HOMILIA DEL II DOMINGO DE PASCUA
Queridos
hermanos en el Señor:
Acabamos de escuchar el gran saludo de la Pascua con
que el Resucitado visita a sus discípulos y en este domingo final de la octava
de Pascua nos saluda a nosotros: “Paz a vosotros”. Esta expresión, que ha
quedado hoy restringida a la liturgia episcopal, encierra en sí el gran regalo
de Cristo vivo, resucitado y exaltado: la reconciliación victoriosa entre los
mortales y Dios, como bellamente lo ha recogido la secuencia pascual que
acabamos de entonar: «Cordero sin pecado que a las ovejas salva, a Dios y a los culpables unió con nueva alianza». Y esa alianza
nueva no es otra que la paz del espíritu de reconciliación que el Resucitado
hoy concedió a sus apóstoles y que, a través de la sucesión apostólica y el
sacerdocio, no ha cesado de expandir sus beneficiosos efectos para todos
aquellos que, golpeados y aguijoneados por el pecado, buscan el amor de Dios.

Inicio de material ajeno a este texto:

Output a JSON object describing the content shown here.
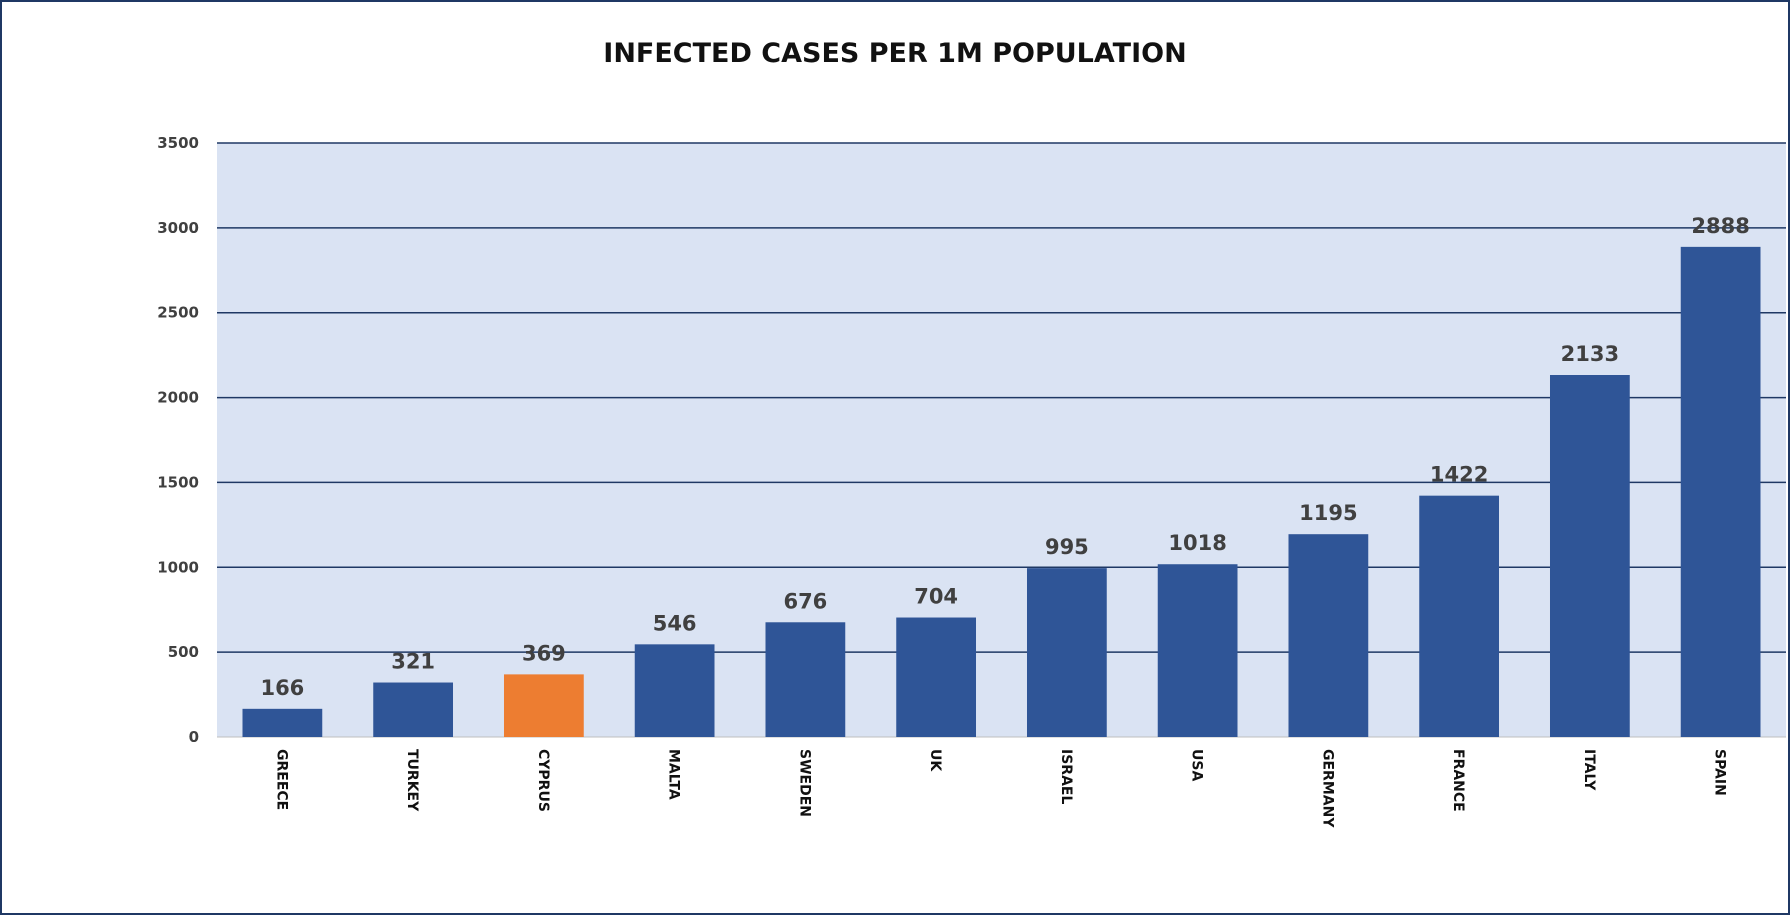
{
  "chart_data": {
    "type": "bar",
    "title": "INFECTED CASES PER 1M POPULATION",
    "xlabel": "",
    "ylabel": "",
    "categories": [
      "GREECE",
      "TURKEY",
      "CYPRUS",
      "MALTA",
      "SWEDEN",
      "UK",
      "ISRAEL",
      "USA",
      "GERMANY",
      "FRANCE",
      "ITALY",
      "SPAIN"
    ],
    "values": [
      166,
      321,
      369,
      546,
      676,
      704,
      995,
      1018,
      1195,
      1422,
      2133,
      2888
    ],
    "ylim": [
      0,
      3500
    ],
    "yticks": [
      0,
      500,
      1000,
      1500,
      2000,
      2500,
      3000,
      3500
    ],
    "grid": true,
    "legend": "none",
    "highlight_category": "CYPRUS",
    "colors": {
      "bar": "#2f5597",
      "highlight": "#ed7d31",
      "plot_background": "#dae3f3",
      "gridline": "#1f3864",
      "frame": "#1f3864"
    }
  }
}
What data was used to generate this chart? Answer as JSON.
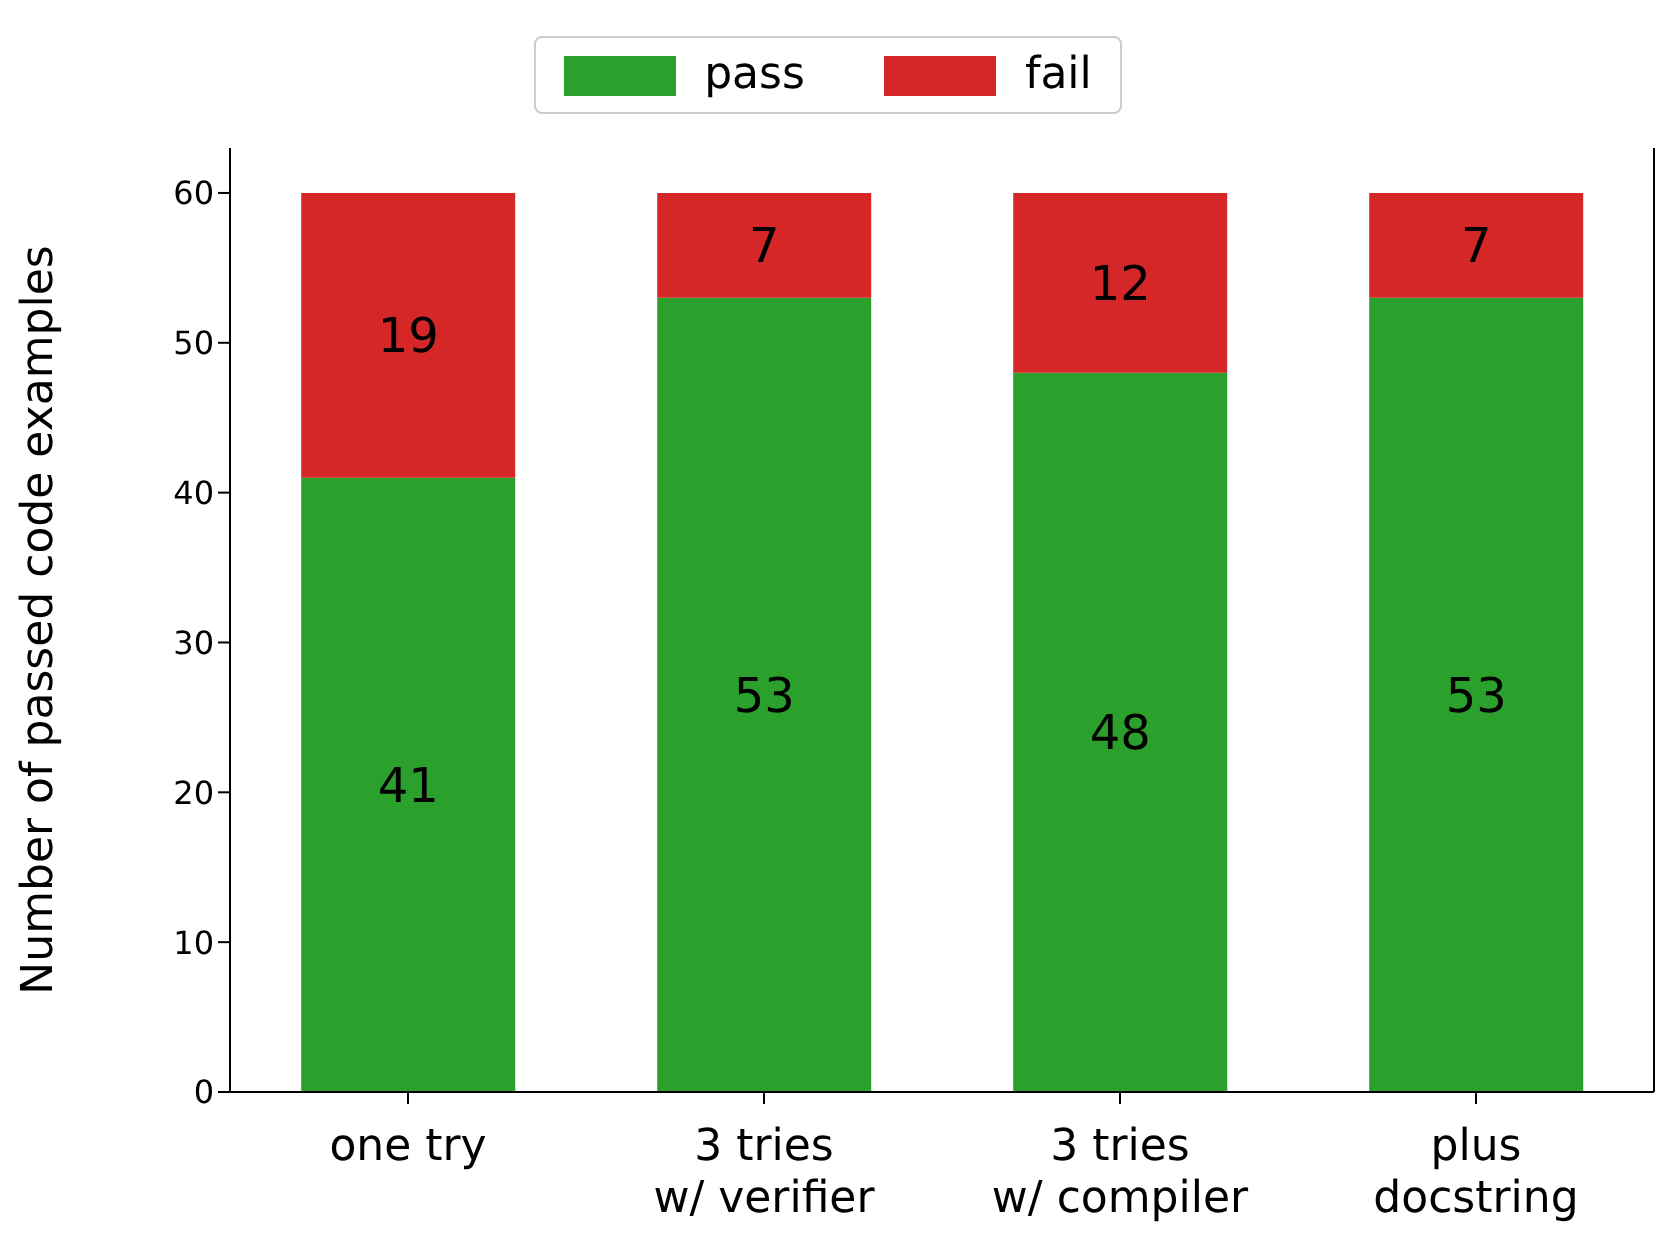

La reconciliación operada por Jesucristo en su
Pascua no hubiera sido tan eficaz y verdadera si no hubiera habido una muerte
sacrificial del mismo, manifestada por las llagas y heridas de la Pasión, y una
resurrección carnal de Cristo, representada por la permanencia de esas llagas
gloriosas impresas en su cuerpo resucitado. Esas mismas llagas y heridas que
son las secuelas de una batalla trabada entre la muerte y la vida, entre la
cruz y la gloria, son las mismas que toca el apóstol Tomás para fundamentar
realmente su fe.
En esta experiencia del apóstol Tomás descubrimos la
transformación de la materia en su estado último: porque lo que resucita en
Cristo, y es lo que hace única su Resurrección respecto de la nuestra, es la
materia, esto es, la materia humana en el compuesto Teándrico de Jesucristo. El
que experimenta la muerte en su carne humana debe experimentar la resurrección,
también, en su materialidad mortal. Lo cual tiene algunas consecuencias a tener
en cuenta: 1. Que, efectivamente, la materia no se destruye sino que se
transforma, alcanzando su transformación final en el estado de gloria. 2. Que nuestro
cuerpo no es fuente de pecado ni de corrupción, sino lugar de encuentro con
Dios y posibilidad de los sacramentos, pues éstos se reciben en la corporalidad
humana siendo sus efectos de carácter espiritual. 3. El cuerpo es redimido y
dignificado en su dimensión bisexual, esto es, Cristo al hacerse hombre hace
posible el contacto de lo humano (hombre y mujer) con lo divino.
Por último, solo cuando tocamos la carne de Cristo y
experimentamos los efectos de su Pascua podemos hacer una firme confesión de fe
que nos lleva a proclamar a Cristo como Dios y Señor. La bienaventuranza final
con la que se cierra este pasaje es todo un reto para nuestras mentes
racionales y empíricas: “creer sin haber visto”. Efectivamente, nadie ha visto
a Dios ni vemos físicamente a Cristo veinte siglos después, pero sí que podemos
comprobar los efectos de su amor y de su sacrificio por nosotros, en este
sentido, la fe en Jesucristo se fundamenta en nuestro encuentro personal con él
¿hoy cómo? Por medio de la Eucaristía, de los sacramentos, de su cuerpo que es
la Iglesia, de los pobres, enfermos y marginados y en todo ser humano que lo busque
con sinceridad de corazón.
Así pues, queridos hermanos, en esta Pascua de resurrección
alegrémonos por la victoria del Resucitado y pidamos que la nuestra vida sea
una continua experiencia pascual que nos lleve a la conversión y a la eternidad.
No dudemos nunca de la misericordia de Cristo, quien nos ha regalado su paz y
su espíritu de reconciliación. Buena Pascua a todos.